Alice Baddeley talks to us about how mummy movies introduced her to the world of Egyptology
I always feel a little nervous when asked by academics what attracted me to Egyptology because I immediately jump to memories of seven year old me watching The Mummy (1999) on repeat, and I wonder if I can talk about that without having the other person take me less seriously. Thankfully, most people are okay with that answer!, and the study of receptions of ancient Egypt is steadily gaining momentum in the field. That film very much influenced what I expected when I later encountered mummies in museums as a child. My first encounter was with the Graeco-Roman mummy in the Birmingham Museum, and it was not at all what I had thought Egyptian mummies looked like with its very elaborate bandaging and gilded terracotta studs. It wasn’t until I visited The Secret Egypt exhibition at the Herbert Art Gallery and Museum that I began to fully appreciate these mummies as human remains because of the museum’s decision to place the mummy in a separate room with a notice asking visitors to be respectful within that space.

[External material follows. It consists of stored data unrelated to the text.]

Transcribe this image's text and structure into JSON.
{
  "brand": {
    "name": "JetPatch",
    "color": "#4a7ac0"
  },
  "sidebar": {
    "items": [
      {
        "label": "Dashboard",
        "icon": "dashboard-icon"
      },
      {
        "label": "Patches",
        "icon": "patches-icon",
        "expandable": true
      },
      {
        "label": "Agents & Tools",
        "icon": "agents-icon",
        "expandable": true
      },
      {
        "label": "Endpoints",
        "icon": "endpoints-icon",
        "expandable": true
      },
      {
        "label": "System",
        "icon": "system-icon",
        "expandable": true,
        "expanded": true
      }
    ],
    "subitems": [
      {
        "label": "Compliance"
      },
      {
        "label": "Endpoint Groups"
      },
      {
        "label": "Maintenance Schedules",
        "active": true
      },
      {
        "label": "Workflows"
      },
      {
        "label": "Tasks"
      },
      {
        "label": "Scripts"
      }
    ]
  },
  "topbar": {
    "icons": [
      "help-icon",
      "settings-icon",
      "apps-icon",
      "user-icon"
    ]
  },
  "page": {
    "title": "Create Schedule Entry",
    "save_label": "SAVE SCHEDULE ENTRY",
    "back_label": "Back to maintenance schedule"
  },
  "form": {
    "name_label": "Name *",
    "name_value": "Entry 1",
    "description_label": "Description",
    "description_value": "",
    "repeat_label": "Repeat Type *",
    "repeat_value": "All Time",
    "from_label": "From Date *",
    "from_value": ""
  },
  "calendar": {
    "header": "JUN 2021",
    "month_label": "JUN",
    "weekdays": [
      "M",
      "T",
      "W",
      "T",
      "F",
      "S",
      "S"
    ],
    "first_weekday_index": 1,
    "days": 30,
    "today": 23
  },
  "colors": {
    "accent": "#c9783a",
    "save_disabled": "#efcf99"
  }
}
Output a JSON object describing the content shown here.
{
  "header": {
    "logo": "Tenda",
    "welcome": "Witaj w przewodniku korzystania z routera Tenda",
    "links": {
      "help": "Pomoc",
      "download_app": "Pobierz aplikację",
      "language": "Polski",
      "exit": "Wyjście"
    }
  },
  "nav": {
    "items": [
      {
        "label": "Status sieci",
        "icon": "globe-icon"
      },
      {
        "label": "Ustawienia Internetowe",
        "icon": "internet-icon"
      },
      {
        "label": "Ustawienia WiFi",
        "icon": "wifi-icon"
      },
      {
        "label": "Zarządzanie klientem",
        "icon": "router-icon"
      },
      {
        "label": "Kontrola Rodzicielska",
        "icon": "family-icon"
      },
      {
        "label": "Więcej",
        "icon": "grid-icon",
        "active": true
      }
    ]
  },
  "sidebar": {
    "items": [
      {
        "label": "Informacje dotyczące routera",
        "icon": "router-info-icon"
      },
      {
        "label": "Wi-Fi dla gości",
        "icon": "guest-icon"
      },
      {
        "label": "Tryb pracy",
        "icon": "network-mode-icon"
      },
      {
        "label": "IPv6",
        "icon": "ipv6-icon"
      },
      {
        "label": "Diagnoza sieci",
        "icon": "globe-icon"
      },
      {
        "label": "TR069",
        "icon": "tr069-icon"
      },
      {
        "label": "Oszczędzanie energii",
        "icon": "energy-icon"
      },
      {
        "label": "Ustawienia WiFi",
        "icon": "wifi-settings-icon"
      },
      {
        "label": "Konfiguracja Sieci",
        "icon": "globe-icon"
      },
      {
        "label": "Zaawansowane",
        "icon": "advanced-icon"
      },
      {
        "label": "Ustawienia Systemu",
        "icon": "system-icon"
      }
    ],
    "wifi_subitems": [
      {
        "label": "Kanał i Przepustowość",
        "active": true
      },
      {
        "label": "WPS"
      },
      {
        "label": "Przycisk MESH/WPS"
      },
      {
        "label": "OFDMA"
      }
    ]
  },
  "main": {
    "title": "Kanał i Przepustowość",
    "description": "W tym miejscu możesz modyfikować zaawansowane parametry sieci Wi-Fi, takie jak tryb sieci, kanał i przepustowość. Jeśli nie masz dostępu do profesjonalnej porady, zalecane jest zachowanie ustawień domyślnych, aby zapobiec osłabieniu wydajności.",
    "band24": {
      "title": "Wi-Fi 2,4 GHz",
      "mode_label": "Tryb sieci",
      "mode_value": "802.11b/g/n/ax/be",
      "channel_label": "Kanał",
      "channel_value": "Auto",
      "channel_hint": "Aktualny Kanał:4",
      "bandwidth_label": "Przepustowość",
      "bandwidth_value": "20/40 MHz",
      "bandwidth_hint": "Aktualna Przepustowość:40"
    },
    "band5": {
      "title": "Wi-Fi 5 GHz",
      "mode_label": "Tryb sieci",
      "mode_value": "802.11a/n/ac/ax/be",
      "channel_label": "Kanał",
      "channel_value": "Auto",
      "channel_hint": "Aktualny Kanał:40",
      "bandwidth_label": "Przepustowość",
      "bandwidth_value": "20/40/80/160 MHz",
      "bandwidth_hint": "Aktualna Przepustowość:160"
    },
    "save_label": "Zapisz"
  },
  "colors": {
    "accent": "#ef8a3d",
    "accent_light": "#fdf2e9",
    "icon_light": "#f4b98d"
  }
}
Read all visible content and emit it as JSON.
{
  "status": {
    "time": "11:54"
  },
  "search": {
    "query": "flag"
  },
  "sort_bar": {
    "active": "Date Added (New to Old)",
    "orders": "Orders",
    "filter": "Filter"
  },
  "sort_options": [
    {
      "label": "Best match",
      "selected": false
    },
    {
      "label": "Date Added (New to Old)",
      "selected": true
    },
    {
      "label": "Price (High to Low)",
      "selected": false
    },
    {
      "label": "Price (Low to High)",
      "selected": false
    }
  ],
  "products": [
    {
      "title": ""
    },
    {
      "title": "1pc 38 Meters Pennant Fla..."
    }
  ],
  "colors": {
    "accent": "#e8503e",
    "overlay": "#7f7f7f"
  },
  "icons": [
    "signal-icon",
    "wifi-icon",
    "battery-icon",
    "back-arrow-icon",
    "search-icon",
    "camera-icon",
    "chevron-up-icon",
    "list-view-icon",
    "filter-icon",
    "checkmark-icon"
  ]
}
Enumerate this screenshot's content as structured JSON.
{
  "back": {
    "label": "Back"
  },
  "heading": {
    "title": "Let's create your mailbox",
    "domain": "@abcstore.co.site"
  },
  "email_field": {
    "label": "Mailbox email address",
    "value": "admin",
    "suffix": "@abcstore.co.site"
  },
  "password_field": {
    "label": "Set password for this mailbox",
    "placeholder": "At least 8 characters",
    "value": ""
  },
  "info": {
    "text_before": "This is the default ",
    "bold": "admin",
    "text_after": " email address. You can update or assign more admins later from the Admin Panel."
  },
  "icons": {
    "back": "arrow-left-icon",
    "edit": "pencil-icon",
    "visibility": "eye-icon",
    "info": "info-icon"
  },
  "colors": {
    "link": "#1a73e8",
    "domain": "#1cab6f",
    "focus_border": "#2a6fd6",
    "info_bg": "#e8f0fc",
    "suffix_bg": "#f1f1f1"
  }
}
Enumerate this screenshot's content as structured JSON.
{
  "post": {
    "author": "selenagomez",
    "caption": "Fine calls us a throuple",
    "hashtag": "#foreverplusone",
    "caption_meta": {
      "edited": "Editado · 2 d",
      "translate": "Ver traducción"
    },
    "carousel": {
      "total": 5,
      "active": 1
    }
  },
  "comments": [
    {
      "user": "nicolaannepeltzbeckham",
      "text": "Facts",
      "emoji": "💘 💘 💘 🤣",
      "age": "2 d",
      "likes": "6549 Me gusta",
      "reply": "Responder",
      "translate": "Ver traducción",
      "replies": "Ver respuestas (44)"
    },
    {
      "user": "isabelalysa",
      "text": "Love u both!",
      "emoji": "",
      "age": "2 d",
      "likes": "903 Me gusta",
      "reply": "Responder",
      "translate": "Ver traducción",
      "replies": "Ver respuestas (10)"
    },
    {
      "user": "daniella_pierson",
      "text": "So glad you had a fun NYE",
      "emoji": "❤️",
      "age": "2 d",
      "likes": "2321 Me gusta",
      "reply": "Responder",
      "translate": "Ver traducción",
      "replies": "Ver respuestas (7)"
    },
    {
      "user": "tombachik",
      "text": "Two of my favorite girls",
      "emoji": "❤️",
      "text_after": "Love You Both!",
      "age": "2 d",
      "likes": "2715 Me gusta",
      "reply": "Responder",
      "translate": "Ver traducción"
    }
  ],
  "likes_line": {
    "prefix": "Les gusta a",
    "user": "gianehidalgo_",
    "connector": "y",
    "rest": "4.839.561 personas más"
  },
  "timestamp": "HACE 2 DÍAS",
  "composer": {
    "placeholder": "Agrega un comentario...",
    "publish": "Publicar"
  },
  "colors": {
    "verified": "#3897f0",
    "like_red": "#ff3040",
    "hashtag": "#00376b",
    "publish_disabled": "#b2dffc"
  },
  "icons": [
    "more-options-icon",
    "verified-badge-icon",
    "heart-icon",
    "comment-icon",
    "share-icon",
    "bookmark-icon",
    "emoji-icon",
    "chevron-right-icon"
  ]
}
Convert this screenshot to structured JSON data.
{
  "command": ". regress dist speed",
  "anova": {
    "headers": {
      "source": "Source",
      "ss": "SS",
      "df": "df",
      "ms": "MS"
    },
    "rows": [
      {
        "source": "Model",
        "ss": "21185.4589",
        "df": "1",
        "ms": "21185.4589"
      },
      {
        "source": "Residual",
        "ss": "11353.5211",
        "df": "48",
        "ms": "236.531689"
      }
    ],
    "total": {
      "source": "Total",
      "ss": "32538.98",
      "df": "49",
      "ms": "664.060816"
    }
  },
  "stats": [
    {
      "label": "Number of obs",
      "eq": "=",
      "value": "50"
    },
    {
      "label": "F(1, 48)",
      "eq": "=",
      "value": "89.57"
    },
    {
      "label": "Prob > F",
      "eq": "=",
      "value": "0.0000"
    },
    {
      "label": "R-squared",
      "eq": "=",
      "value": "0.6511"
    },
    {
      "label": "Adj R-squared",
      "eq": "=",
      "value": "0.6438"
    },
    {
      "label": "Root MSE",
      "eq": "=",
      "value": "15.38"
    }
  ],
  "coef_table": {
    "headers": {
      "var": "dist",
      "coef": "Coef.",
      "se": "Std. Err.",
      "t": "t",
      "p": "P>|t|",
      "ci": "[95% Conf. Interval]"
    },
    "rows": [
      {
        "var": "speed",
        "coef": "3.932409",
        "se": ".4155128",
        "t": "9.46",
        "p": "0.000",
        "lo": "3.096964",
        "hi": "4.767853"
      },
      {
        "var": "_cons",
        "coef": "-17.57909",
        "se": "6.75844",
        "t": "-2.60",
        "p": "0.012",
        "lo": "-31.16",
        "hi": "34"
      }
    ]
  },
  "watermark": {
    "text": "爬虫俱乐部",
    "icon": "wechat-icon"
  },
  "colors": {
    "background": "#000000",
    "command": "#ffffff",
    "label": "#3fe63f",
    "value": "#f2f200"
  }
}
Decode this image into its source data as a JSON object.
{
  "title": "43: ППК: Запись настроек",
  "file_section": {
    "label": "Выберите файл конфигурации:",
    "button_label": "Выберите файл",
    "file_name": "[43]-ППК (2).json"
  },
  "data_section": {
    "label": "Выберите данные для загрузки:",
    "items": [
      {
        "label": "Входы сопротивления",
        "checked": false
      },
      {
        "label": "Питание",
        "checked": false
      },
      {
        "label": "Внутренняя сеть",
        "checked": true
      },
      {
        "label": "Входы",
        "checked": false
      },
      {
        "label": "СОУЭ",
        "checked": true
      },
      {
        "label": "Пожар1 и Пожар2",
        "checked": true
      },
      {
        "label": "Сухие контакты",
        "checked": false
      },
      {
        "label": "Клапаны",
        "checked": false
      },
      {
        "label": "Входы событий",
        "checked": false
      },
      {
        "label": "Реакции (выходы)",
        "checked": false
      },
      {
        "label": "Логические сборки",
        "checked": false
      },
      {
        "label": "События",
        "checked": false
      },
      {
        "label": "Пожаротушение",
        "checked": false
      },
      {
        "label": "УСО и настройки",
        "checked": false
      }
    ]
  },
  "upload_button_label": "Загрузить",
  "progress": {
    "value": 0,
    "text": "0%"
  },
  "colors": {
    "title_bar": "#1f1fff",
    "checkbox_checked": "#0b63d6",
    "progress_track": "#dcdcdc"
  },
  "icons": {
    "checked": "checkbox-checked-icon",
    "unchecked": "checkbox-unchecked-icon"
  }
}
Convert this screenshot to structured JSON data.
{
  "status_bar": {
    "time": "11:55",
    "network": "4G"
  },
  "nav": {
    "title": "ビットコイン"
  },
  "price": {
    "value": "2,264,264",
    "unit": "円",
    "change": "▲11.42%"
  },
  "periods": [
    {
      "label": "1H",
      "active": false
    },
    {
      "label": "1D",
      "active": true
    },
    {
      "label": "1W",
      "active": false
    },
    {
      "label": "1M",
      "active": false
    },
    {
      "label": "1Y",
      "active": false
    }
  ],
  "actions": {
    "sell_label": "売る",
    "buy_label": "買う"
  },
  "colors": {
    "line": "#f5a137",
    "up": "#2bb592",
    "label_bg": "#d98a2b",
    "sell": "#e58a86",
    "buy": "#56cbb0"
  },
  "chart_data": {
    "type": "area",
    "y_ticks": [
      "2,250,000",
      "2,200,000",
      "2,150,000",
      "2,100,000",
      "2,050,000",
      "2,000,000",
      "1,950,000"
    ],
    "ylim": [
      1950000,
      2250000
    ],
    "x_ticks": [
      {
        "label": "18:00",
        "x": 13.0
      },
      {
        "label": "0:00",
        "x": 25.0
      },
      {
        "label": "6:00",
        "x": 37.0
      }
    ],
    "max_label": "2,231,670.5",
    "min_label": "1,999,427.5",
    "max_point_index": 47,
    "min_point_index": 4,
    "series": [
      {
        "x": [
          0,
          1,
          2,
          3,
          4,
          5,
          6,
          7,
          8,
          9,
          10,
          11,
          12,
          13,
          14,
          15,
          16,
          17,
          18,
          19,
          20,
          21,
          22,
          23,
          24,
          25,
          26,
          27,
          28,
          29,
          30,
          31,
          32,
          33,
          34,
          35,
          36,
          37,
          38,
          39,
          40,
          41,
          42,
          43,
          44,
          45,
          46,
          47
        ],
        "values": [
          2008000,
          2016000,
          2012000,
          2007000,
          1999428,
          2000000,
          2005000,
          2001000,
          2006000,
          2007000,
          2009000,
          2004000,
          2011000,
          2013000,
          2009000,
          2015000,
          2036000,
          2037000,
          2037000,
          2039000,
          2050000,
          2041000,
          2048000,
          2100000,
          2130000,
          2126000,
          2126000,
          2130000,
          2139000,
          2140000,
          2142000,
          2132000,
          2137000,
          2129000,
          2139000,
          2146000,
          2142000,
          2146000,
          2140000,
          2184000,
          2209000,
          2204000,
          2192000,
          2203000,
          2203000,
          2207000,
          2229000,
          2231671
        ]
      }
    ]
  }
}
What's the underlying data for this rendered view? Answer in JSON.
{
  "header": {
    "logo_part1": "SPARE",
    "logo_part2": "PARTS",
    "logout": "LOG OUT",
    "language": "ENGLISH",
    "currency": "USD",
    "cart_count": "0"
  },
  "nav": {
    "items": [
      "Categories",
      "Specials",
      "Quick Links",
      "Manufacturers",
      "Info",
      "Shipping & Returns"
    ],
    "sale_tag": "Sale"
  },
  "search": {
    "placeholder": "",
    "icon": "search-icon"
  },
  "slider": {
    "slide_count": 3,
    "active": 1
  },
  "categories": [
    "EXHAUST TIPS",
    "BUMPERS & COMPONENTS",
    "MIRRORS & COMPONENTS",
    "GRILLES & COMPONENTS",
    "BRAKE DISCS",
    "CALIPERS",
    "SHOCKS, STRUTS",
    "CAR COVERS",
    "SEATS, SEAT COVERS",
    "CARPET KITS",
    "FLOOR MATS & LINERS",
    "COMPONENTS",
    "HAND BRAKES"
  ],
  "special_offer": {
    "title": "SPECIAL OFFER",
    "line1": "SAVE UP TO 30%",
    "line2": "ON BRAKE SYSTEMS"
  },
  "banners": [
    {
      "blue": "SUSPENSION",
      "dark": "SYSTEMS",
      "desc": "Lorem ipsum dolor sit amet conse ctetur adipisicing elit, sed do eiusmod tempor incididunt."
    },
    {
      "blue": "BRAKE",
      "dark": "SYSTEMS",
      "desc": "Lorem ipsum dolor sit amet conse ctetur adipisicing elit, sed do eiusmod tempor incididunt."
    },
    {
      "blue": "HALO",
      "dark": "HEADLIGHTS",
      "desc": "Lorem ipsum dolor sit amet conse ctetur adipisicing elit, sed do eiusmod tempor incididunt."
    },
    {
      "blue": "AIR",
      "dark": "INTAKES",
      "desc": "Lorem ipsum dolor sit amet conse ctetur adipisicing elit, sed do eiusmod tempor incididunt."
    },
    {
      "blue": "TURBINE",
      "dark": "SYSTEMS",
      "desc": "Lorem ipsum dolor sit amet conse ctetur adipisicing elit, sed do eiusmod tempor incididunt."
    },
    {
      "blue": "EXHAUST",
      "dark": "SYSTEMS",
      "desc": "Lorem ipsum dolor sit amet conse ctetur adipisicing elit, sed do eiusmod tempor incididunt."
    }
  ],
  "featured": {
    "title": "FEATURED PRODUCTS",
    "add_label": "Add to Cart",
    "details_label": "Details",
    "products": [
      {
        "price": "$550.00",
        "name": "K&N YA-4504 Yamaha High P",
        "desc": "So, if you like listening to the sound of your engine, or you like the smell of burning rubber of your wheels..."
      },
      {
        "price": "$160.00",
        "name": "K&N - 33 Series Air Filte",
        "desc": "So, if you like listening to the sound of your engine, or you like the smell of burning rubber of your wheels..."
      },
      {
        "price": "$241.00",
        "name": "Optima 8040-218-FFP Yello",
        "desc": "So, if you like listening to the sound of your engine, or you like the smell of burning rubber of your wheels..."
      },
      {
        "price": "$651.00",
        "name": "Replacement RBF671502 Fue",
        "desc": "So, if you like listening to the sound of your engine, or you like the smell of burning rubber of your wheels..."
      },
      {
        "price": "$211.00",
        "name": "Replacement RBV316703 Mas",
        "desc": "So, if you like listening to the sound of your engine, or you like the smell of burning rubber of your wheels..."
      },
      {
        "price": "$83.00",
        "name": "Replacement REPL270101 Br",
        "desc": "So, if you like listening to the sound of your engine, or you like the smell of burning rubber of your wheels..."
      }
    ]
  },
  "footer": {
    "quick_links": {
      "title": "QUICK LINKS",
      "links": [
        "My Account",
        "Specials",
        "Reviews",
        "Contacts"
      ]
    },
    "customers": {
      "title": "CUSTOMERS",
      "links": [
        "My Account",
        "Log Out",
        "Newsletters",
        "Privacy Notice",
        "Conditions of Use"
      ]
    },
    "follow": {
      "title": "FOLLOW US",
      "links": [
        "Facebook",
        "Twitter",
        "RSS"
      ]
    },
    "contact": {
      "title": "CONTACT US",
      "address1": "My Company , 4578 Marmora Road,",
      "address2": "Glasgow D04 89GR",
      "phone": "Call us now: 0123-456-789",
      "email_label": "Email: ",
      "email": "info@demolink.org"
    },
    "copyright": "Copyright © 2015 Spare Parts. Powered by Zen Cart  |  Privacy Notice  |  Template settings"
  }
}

The movie mummy and the adventures of cinematic Egyptologists were the catalysts for my choice to study Ancient History and later Egyptology. But, unsurprisingly, films featuring Egyptian mummies have been around almost as long as film-making itself, and they were heavily influenced by Victorian literature that included many of the key narrative clichés prevalent in the genre. For example, mummies exacting revenge on the disturbers of their tomb (Lost in a Pyramid or The Mummy’s Curse by Louisa May Alcott (1869)), ancient curses (Lot 249 by Arthur Conan Doyle (1892)) and reincarnation (The Jewel of the Seven Stars by Bram Stoker (1903). The Haunted Curiosity Shop (1901) – free to watch on YouTube -, is one of the earliest examples of an Egyptian mummy on film and shows an ancient Egyptian emerging from a sarcophagus who quickly turns into a skeleton. The classic film The Mummy (1932) has, for many, come to define the genre and its influence can be seen in the films that were released throughout the 40s and 50s. However, most mummy films suffer from a uniformity of themes, styles and plot that can make it difficult to distinguish between them at a quick glance which lends itself very well to parody and comedy. The conventions of the genre are used to create humour along with comedic figures of the time in We Want Our Mummy (1939), Mummies Dummies (1948), Abbott and Costello Meet The Mummy (1955) and Bubba Ho-Tep (2002)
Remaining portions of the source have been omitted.